Since Brandeis worked behind the
scenes in all these efforts, he hoped that the two major fund-raising bodies in
the US would unite. A meeting was held in New York at Reform synagogue Temple
Emanuel between Joint Distribution Committee leaders and ZOA leaders in December
1919.
The mediator was the noted leader Jacob Schiff. For a time it
appeared that the JDC would join the ZOA in its campaign. Then Julius Rosenwald,
founder of the Sears- Roebuck stores, came out against this plan.
“Many
Jews who are not Zionists contribute to the JDC. Unfortunately, these will
refuse to contribute when they know that a part of the money is to go for
Zionist purposes,” he said. The unity failed, as the American Hebrew newspaper
reported, but the ZOA went forward with its $10 million
campaign.
Clearly, a number of American Jews were not ready to support a
Jewish homeland.
Truth to tell, it was Hitler and the Nazis who finally
aroused them.
In the January 1920 issue of
The New Palestine, there was a
major article on aliya titled “Plans formulated for a scientific control of
immigration into Palestine: Emigrants being registered and classified for their
own good and for Palestine’s.” In spite of the fact that aliya was crucial to
develop the country, the Zionist movement wanted to be careful not to permit
just anyone to move to the homeland. On the one hand, there would be receiving
stations in Haifa for registration purposes to assist the movement of immigrants
to various parts of the country. Moreover, hospitals and quarantine stations
would be built for them. Yet, on the other hand,
The New Palestine reported that
“Zionist officials point out that the difficulty of restraining wholesale
immigration to Palestine from all parts of the world is becoming an acute
problem.”
Sadly, the 1920s began with opposition from some quarters to
having the largest aliya possible.
These telling lines in the “scientific
control” story made the point very clearly.
“This elaborate system of
handling and checking immigration has been devised, it was explained by the
London Zionist office, to guarantee that only persons perfectly fit, physically
and otherwise, to live in Palestine, will comprise the pioneers whose duty it
will be to reclaim the country, and that will be evenly balanced as to
professions and occupations so that there will be no dearth of overabundance of
any kind.”
Fortunately, a few months later in the fall of 1920, Herbert
Samuel became the first high commissioner of the British Palestine Mandate.
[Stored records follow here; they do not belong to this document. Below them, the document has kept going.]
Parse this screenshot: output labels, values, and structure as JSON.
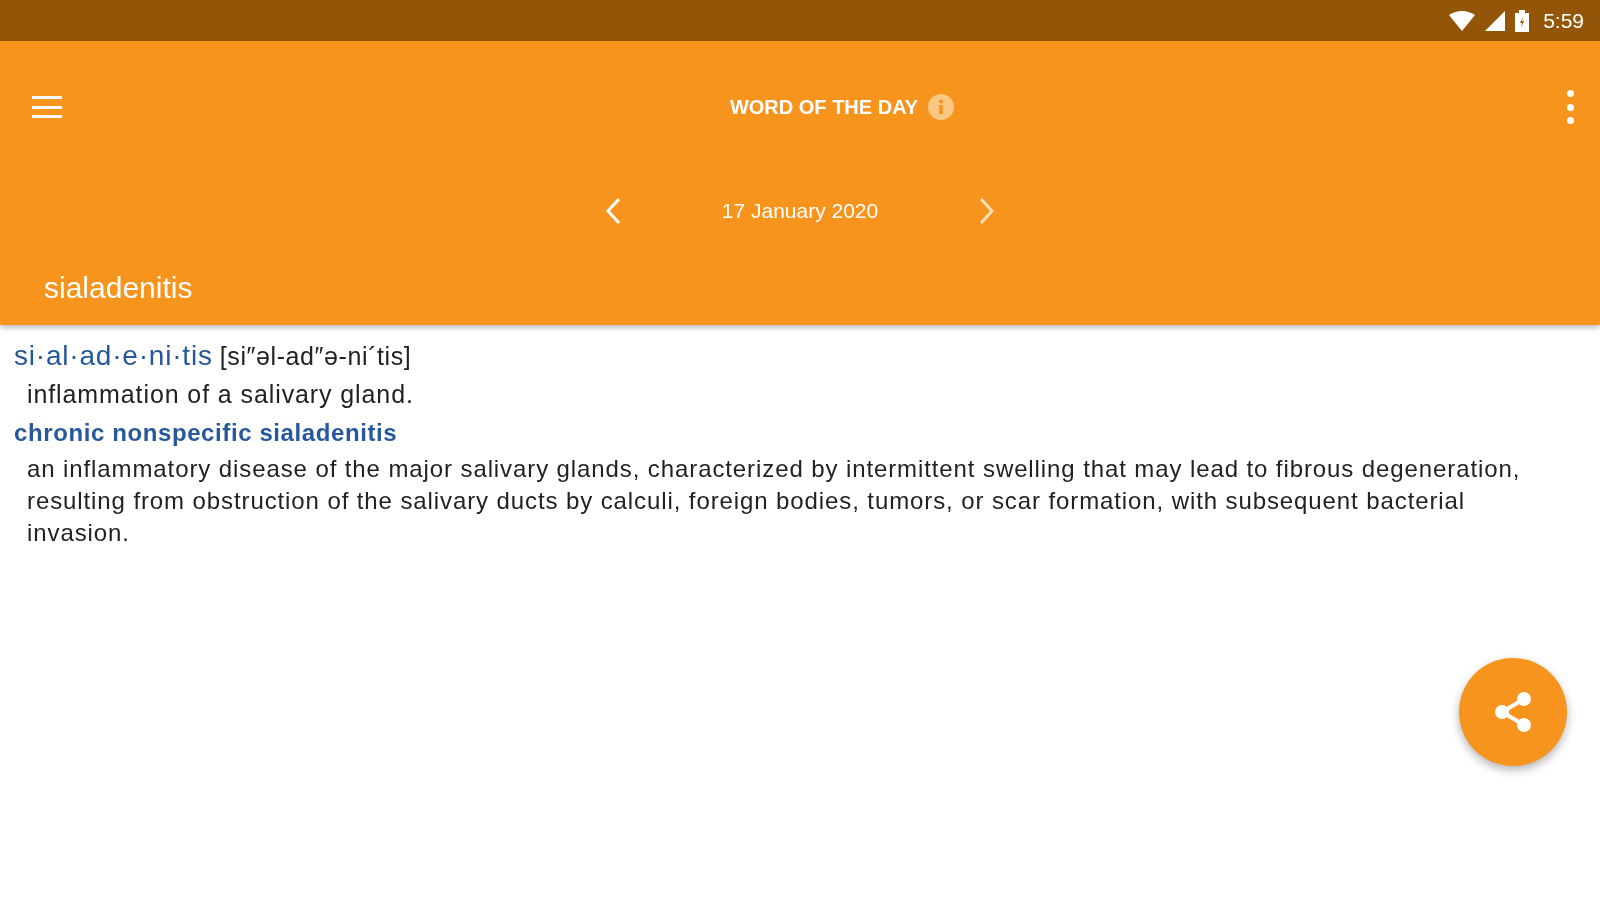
{
  "status_bar": {
    "time": "5:59"
  },
  "toolbar": {
    "title": "WORD OF THE DAY"
  },
  "date_nav": {
    "date": "17 January 2020"
  },
  "word": "sialadenitis",
  "entry": {
    "headword": "si·al·ad·e·ni·tis",
    "pronunciation": "[si″əl-ad″ə-ni´tis]",
    "definition": "inflammation of a salivary gland."
  },
  "subentries": [
    {
      "term": "chronic nonspecific sialadenitis",
      "definition": "an inflammatory disease of the major salivary glands, characterized by intermittent swelling that may lead to fibrous degeneration, resulting from obstruction of the salivary ducts by calculi, foreign bodies, tumors, or scar formation, with subsequent bacterial invasion."
    }
  ]
}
With
his encouragement immigrants came to Palestine in the Third and Fourth Aliyot in
great numbers throughout the ’20s.
At the beginning of 1920, it was
reported that 6,000 applications had been filed by American technicians,
engineers, teachers and others willing to help build Jewish Palestine, but very
few of them ever came.
They could not leave the US in the Roaring
Twenties. One Jewish Legionnaire who did return was Gershon Agronsky, later
Agron, in 1923. In 1932 he founded
The Palestine Post, now
The Jerusalem
Post.
Dr. M.J. Wissotsky and his wife from Los Angeles tried aliya for a
few years. In a letter from 1922, he wrote this touching description of
Jerusalem: “When I came to Jerusalem all my plans changed. After I walked
around for a few days on these narrow crooked, hilly, stony, funny and in the
same time most wonderful streets where every stone speaks to you of our
forefathers... I realized we were here for good.”
On Israel’s 64th we are
all here for good.
In honor of Danya Benovitz of Jerusalem.